Customer-centric

OK I've had it with the cult of the customer. I just saw one remark too many about "it's all inward-looking". We need to be inward-looking most of the time or we're not doing our ****ing job. Let me illustrate with that favourite analogy: a water supply.

You are responsible for the supply of water.

Your primary pre-occupation is the quality of the water you deliver. Your next most important concern is how your customers want their water delivered.

So you monitor the water and talk to the customers. All very outside-in and customer-centric.

The water quality isn't good enough. Do you spend much more of your time talking about the different flavours of water? No! you look at pumps, filters, pipes, and reservoirs. To continue to mull over what comes out of the pipe and how the customer feels about it would be posturing. We need to get inside and fix it.

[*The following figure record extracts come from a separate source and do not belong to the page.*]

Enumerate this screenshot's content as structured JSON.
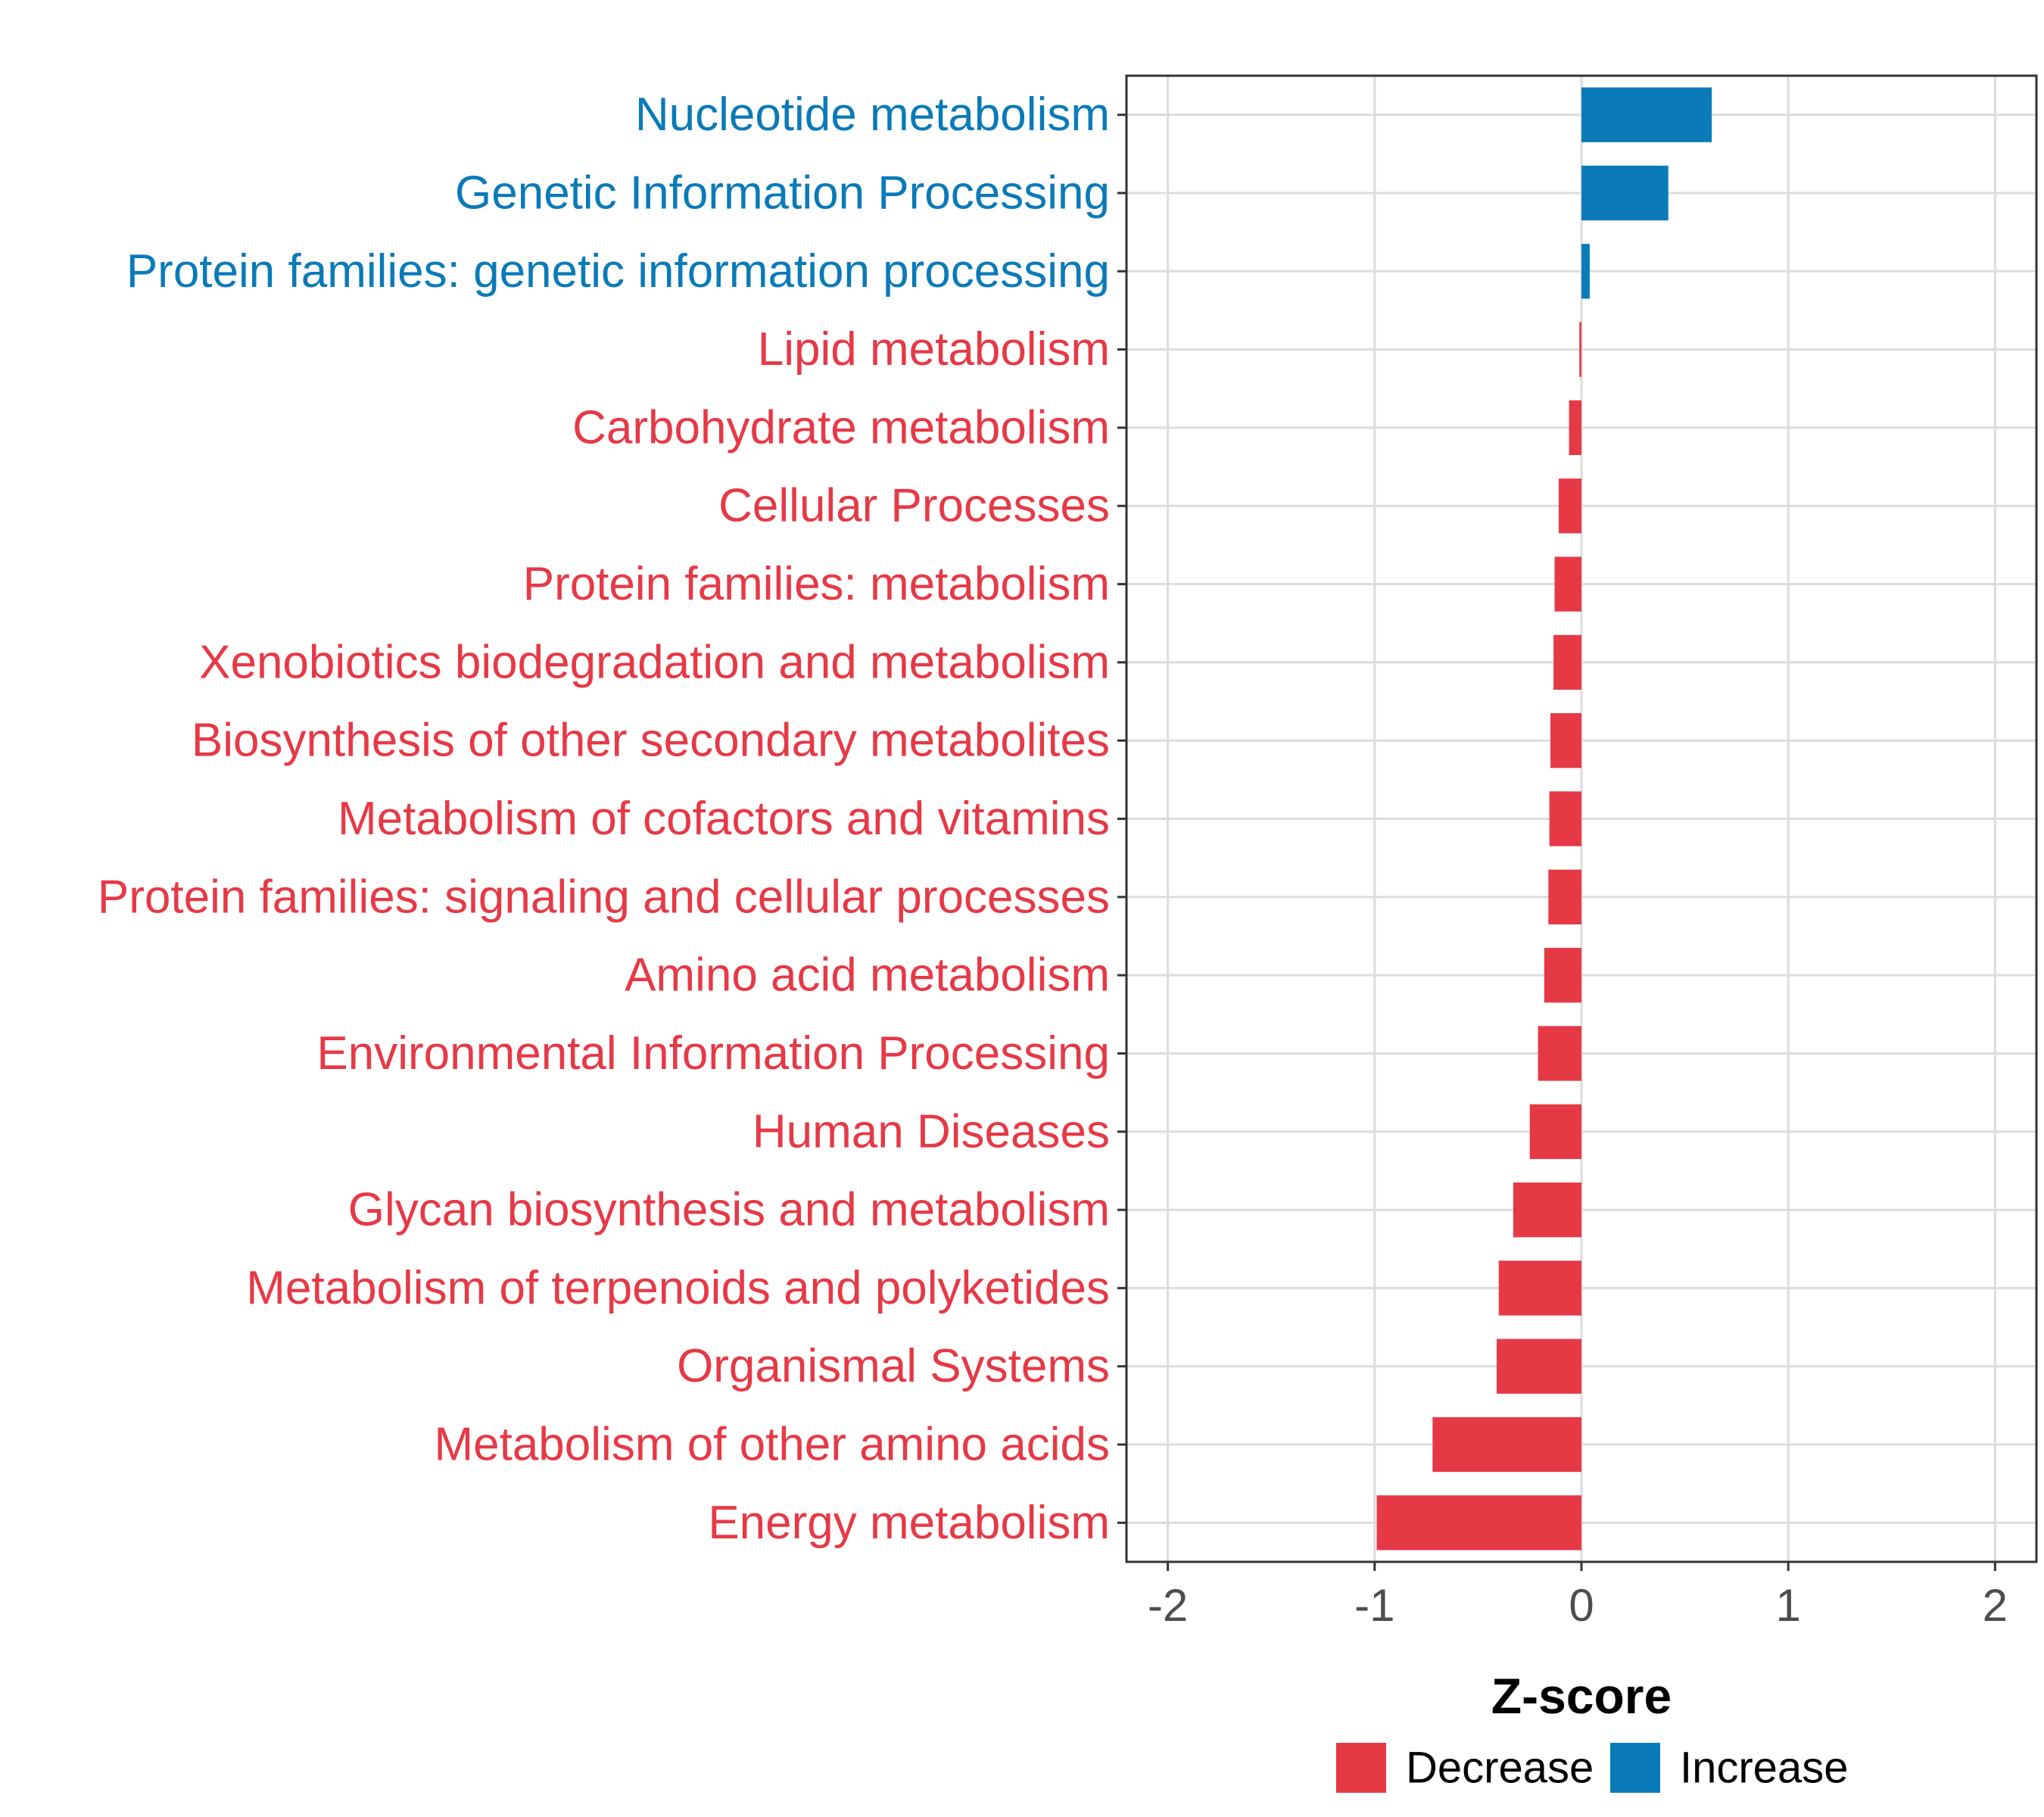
{
  "chart_data": {
    "type": "bar",
    "orientation": "horizontal",
    "title": "",
    "xlabel": "Z-score",
    "ylabel": "",
    "xlim": [
      -2.2,
      2.2
    ],
    "x_ticks": [
      -2,
      -1,
      0,
      1,
      2
    ],
    "x_tick_labels": [
      "-2",
      "-1",
      "0",
      "1",
      "2"
    ],
    "grid": true,
    "legend_position": "bottom",
    "colors": {
      "Decrease": "#e63946",
      "Increase": "#0a7ab8"
    },
    "legend": [
      {
        "name": "Decrease",
        "color": "#e63946"
      },
      {
        "name": "Increase",
        "color": "#0a7ab8"
      }
    ],
    "categories": [
      "Nucleotide metabolism",
      "Genetic Information Processing",
      "Protein families: genetic information processing",
      "Lipid metabolism",
      "Carbohydrate metabolism",
      "Cellular Processes",
      "Protein families: metabolism",
      "Xenobiotics biodegradation and metabolism",
      "Biosynthesis of other secondary metabolites",
      "Metabolism of cofactors and vitamins",
      "Protein families: signaling and cellular processes",
      "Amino acid metabolism",
      "Environmental Information Processing",
      "Human Diseases",
      "Glycan biosynthesis and metabolism",
      "Metabolism of terpenoids and polyketides",
      "Organismal Systems",
      "Metabolism of other amino acids",
      "Energy metabolism"
    ],
    "values": [
      0.63,
      0.42,
      0.04,
      -0.01,
      -0.06,
      -0.11,
      -0.13,
      -0.135,
      -0.15,
      -0.155,
      -0.16,
      -0.18,
      -0.21,
      -0.25,
      -0.33,
      -0.4,
      -0.41,
      -0.72,
      -0.99
    ],
    "groups": [
      "Increase",
      "Increase",
      "Increase",
      "Decrease",
      "Decrease",
      "Decrease",
      "Decrease",
      "Decrease",
      "Decrease",
      "Decrease",
      "Decrease",
      "Decrease",
      "Decrease",
      "Decrease",
      "Decrease",
      "Decrease",
      "Decrease",
      "Decrease",
      "Decrease"
    ]
  }
}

And if the first time we look inwards is when the quality falls, it is way too late. 95% of our time and energy should go on the internal mechanisms and practices that deliver the water. To do so is to be a responsible, well-managed supplier. Stop suggesting this is some kind of neglect. This whole customer-centric stuff is way way out of hand. Customer understanding is an important guide, a setter of strategy and priorities, the source of a lot of the requirements for design and testing (but not all), and a constant monitoring tool. AND THAT'S IT: we have a day job inside, away from the customer. yes we need to maintain a line of sight with the customer, an understanding of impacts and needs, but we aren't with them: we're working on stuff they neither know nor care about, getting all wet and muddy.